|2005N-0345|| Drug Approvals: Circumstances under which an active ingredient may be simultaneously marketed in both a prescription drug product and an over-the-counter drug product|
|FDA Comment Number :||EC874|
|Submitter :||Ms. Mary Hartigan||Date & Time:||10/17/2005 10:10:16|
|Organization :||Ms. Mary Hartigan|
|Category :||Individual Consumer|
| A. Should FDA initiate a rulemaking to codify its interpretation of section 503(b) of the action regarding when an active ingredient can be simultaneously marketed in both prescription drug product and an OTC drug product?|
| No. The current process is reasonable and clear. The only reason it did not work for Plan B is because the process was intended to fail. No procedure is proof against active sabotage from within.
Of course, a decision that a full review and rule making are "necessary" before proceeding would be an excellent way to delay action on Plan B and to ensure that political critera are central to future rulemaking on all devicies and drugs. Perhaps a requirement that all future drugs and devices undergo a religious test to ensure that they did not result from the application of evolutionary biology would also be appropriate.
| A. Should FDA initiate a rulemaking to codify its interpretation of section 503(b) of the act regarding when an active ingredient can be simultaneously market in both a prescription drug product and an OTC drug product?|
|No. Same reason as above.|
|B. Is there significant confusion regarding FDA's interpretation of section 503(b) of the act?|
|No more than was intended by the process. There is no cure for bad-faith implementation of a procedure or process.|
|C. If so, would a rulemaking on this issue help dispet that confusion?|
| The only confusion with regard to current interpretation of section 503(b) was intended by the FDA political staff and no rule making could cure that.|
| A. If FDA limited sale of an OTC product to a particular subpopulation, e.g., by making the product available to the subpopulation by prescription only, would FDA be able to enforce such a limitation as a matter of law?|
|I have heard no cogent argument as to why the FDA could not enforce such a limitation.|
|B. If it could, would it be able to do so as practical matter and, if so, how?|
|Have it sold from behind the pharmacy counter and require proof of age for persons who appear to be under 21.|
| A. Assuming it is legal to market the same active ingredient in both a prescription and OTC product, may the different products be legally sold in the same package?|
|A stick-on label for the prescription only version containing an age appropriate warning would be a sufficient change in packaging.|
|B. If the two products may be lawfully sold in a single package, under what circumstances would it be inappropriate to do so?|
| I support the over the counter sale of the emergency oral contraceptive ?Plan B.? This pill is not an abortificant and, in fact saves women from developing a crisis pregnancy. The age of the person trying to avoid conception is irrelevant.

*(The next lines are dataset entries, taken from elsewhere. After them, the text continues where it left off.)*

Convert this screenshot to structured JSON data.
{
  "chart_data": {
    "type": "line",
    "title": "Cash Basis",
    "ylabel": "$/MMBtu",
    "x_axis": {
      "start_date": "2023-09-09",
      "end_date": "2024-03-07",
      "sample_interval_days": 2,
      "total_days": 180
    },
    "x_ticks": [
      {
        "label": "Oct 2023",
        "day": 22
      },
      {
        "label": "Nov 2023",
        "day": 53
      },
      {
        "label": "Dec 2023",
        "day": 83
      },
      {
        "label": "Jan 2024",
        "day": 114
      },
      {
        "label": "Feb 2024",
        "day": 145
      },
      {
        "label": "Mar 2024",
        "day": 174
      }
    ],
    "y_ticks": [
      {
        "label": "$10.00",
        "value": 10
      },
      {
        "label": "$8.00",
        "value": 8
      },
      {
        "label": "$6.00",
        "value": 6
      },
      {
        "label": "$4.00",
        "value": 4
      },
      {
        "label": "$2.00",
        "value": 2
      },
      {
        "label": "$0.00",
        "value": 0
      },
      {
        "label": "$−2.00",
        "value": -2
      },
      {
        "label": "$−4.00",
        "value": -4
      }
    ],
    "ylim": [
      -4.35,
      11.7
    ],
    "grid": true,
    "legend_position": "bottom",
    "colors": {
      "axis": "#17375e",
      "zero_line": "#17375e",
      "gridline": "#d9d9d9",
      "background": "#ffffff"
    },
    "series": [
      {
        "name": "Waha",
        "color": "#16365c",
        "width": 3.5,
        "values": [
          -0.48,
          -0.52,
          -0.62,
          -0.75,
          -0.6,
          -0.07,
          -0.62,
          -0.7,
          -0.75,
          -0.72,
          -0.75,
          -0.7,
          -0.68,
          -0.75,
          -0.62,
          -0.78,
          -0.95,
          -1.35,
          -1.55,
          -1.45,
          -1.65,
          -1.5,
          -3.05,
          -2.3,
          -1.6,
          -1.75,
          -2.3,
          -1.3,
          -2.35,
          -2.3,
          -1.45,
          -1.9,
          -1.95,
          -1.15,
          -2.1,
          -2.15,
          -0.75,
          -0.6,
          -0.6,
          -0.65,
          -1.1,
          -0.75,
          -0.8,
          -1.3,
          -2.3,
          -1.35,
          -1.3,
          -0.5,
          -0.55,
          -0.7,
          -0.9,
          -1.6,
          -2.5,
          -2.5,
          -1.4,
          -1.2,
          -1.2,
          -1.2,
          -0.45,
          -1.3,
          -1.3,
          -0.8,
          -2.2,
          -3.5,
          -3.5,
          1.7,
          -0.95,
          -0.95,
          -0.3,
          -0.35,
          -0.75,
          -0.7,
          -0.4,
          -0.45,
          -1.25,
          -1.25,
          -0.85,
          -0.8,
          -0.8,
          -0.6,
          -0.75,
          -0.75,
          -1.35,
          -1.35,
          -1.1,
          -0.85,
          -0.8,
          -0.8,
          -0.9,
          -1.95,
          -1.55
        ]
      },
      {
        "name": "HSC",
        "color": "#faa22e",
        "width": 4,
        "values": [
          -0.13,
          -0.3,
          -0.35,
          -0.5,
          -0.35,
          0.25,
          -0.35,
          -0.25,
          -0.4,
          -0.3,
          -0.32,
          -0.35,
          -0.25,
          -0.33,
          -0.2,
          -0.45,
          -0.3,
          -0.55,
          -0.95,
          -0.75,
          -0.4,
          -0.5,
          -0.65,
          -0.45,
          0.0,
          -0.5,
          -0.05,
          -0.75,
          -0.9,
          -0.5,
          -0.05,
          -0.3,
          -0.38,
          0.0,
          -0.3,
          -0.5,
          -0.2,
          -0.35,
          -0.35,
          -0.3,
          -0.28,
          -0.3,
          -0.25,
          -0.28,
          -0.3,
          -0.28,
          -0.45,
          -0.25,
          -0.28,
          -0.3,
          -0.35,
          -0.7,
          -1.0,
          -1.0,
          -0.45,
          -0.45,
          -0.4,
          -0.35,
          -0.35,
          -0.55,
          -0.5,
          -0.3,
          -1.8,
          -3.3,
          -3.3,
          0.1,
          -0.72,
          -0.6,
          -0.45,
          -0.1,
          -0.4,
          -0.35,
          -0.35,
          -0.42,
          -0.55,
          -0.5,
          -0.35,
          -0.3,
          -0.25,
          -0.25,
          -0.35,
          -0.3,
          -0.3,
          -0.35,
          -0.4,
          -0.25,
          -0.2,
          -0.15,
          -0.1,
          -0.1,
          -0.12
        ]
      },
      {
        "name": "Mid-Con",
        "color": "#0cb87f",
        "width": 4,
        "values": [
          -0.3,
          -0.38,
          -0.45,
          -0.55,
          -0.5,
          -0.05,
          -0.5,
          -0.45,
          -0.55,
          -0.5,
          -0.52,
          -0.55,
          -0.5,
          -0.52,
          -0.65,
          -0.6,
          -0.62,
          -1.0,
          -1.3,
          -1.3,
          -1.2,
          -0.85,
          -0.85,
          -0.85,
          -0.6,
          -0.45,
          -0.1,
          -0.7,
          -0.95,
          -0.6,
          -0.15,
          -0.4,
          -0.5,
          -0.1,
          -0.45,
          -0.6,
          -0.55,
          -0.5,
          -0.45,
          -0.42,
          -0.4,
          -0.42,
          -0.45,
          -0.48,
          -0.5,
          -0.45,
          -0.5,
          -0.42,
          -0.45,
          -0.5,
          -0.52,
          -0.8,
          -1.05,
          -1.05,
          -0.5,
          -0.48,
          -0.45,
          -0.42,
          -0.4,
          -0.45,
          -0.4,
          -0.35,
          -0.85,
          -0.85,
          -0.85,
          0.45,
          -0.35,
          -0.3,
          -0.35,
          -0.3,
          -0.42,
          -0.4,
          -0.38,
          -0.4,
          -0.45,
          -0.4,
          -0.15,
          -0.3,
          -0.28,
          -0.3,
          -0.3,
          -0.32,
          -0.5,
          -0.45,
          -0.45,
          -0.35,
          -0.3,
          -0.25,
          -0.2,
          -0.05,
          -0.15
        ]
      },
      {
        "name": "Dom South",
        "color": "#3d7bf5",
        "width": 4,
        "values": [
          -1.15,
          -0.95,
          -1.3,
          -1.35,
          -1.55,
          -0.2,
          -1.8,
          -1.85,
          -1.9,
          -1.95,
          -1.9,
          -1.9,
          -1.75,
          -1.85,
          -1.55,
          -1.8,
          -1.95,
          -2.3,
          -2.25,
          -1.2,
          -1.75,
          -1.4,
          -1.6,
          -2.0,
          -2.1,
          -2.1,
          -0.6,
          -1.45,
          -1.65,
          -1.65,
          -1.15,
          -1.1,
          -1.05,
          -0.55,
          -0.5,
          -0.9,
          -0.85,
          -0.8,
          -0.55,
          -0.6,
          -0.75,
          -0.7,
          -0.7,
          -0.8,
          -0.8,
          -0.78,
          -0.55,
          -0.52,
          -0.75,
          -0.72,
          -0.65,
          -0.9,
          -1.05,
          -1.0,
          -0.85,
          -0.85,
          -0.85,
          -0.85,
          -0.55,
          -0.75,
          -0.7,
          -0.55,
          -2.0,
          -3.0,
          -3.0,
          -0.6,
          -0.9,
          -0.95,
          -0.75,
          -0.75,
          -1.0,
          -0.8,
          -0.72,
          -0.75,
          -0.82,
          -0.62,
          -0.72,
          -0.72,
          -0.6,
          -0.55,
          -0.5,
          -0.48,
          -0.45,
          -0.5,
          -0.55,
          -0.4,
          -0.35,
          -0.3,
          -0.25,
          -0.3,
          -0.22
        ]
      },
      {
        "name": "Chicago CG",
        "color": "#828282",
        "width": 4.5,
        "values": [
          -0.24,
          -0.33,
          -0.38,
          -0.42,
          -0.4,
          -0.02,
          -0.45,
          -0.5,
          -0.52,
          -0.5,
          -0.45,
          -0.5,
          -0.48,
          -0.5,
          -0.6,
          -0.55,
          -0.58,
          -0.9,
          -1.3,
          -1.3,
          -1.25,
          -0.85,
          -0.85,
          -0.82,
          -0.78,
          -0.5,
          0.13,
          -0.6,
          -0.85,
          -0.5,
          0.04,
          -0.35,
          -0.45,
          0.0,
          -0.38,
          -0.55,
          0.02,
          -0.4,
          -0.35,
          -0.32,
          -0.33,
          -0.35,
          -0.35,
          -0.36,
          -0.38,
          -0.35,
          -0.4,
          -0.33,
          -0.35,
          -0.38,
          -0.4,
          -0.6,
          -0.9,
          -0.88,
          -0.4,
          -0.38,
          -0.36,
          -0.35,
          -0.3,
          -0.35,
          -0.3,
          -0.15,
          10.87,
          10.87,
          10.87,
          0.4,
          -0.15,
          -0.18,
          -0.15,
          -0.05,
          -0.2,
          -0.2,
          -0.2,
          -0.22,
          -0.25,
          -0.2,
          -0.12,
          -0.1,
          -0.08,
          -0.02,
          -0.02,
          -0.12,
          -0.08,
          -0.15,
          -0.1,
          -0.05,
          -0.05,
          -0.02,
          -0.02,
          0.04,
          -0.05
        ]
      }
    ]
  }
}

The 'reasoning' that not enough testing had been done in the 14-16 age population is specious. I'll warrant that men between 22-40 were not tested either. Nor, likely, women over 80. The age issue is entirely politically motivated and is not calculated to better the health and life of women.

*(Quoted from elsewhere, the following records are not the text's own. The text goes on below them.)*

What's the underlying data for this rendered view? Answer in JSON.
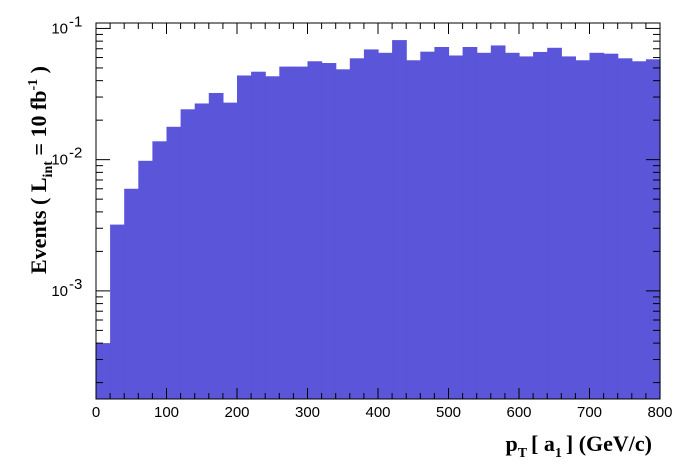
{
  "chart_data": {
    "type": "bar",
    "style": "histogram",
    "y_scale": "log",
    "bar_color": "#5a55d9",
    "bin_edges_start": 0,
    "bin_width": 20,
    "x_range": [
      0,
      800
    ],
    "y_range": [
      0.00015,
      0.11
    ],
    "x_ticks": [
      "0",
      "100",
      "200",
      "300",
      "400",
      "500",
      "600",
      "700",
      "800"
    ],
    "y_tick_base": "10",
    "y_ticks": [
      {
        "value": 0.001,
        "exponent": "-3"
      },
      {
        "value": 0.01,
        "exponent": "-2"
      },
      {
        "value": 0.1,
        "exponent": "-1"
      }
    ],
    "values": [
      0.0004,
      0.0032,
      0.006,
      0.0098,
      0.0138,
      0.0178,
      0.0242,
      0.0268,
      0.0322,
      0.0272,
      0.0438,
      0.0468,
      0.0432,
      0.0512,
      0.0512,
      0.0562,
      0.0545,
      0.0488,
      0.0592,
      0.0692,
      0.0652,
      0.0815,
      0.0572,
      0.0665,
      0.0722,
      0.0622,
      0.0722,
      0.0652,
      0.0742,
      0.0652,
      0.0612,
      0.0662,
      0.0712,
      0.0612,
      0.0572,
      0.0652,
      0.0642,
      0.0592,
      0.0562,
      0.0582
    ],
    "xlabel": {
      "p": "p",
      "sub_T": "T",
      "open": "[ a",
      "sub_1": "1",
      "close": "] (GeV/c)"
    },
    "ylabel": {
      "prefix": "Events  ( L",
      "sub_int": "int",
      "middle": " = 10 fb",
      "sup": "-1",
      "suffix": " )"
    }
  }
}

I cannot understand why anyone would delay the availability of this medicine. Apparently, the FDA is in the grip of a radical right wing ideology that elevates one set of religious beliefs to the level of a State Religion. We now have a situation that when facts and science provide answers, these answers must be denied in deference to the extreme religious beliefs of a tiny minority. If that minority is right ? that medicines which prevent conception are ?murder pills? - then the FDA should also prohibit doctors or other health care professionals from suggesting or facilitating breastfeeding or from prescribing a whole host of medications and treatments that might conceivably somehow interfere with female fecundity.
Stop the delay, approve OTC sale of Plan B.